During previous research, the team discovered that this seems to be the case, but were not able to explain how or why this happened. It was not until they studied a new protein — PLEKHA7, which is linked to E-cadherin and p120 — that they found the answer.

Lead authors Panos Anastasiadis, Ph.D., and Antonis Kourtidis, Ph.D. (Photo: Mayo Clinic)

Lead authors Panos Anastasiadis, Ph.D., and Antonis Kourtidis, Ph.D. (Photo: Mayo Clinic)

In this latest study, the researchers showed that the new protein is essential for ensuring E-cadherin and p120 maintain their “good face” and stick to their tumor suppression role.

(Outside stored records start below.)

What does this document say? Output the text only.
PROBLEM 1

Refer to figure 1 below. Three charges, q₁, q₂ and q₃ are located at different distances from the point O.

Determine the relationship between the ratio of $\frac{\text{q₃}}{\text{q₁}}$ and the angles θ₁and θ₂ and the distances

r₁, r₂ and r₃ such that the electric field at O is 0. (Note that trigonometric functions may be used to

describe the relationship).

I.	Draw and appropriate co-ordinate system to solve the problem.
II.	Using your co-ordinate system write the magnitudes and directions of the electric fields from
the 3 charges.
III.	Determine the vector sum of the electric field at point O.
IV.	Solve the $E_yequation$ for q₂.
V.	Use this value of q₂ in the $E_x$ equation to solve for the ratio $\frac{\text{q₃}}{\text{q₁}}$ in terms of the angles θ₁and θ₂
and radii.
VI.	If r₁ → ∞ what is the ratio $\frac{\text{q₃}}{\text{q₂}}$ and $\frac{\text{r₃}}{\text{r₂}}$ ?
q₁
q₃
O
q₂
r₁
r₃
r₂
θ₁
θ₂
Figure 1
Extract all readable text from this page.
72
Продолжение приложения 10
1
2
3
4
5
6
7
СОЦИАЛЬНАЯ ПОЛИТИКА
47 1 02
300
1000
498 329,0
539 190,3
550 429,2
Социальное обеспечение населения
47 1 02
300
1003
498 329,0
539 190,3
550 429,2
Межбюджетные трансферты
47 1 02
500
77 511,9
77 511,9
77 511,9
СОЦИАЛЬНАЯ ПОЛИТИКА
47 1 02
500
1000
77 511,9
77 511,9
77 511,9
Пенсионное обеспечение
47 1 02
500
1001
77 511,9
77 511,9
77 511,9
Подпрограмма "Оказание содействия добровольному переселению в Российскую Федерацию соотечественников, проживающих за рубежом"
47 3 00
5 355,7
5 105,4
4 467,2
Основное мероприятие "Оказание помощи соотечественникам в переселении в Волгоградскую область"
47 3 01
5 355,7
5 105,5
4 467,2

When PLEKHA7 is lost, the adhesion complex that ensures that E-cadherin and p120 keep their “good face” on is disrupted, the miRNAs become misregulated, and E-cadherin and p120 switch to their “bad face” and become tumor-promoting, the researchers explain.

This appears to be an “early and somewhat universal event in cancer,” said Dr. Anastasiadis. In the vast majority of human tumor samples they looked at, they found the adhesion complex was missing, while E-cadherin and p120 were still present.

This is like a speeding car that has a lot of gas (E-cadherin and p120) but no brakes (the PLEKHA7 complex), he explained. With their new discovery, they hope to “put the brakes” on this malignant process.

“By administering the affected miRNAs in cancer cells to restore their normal levels, we should be able to re-establish the brakes and restore normal cell function,” said Dr. Anastasiadis. “Initial experiments in some aggressive types of cancer are indeed very promising.”

The study brings together two fields of biology — cell-to-cell adhesion and miRNA biology — that until now, have not normally worked together.

“Most significantly,” said lead author Dr. Antonis Kourtidis, “it uncovers a new strategy for cancer therapy.”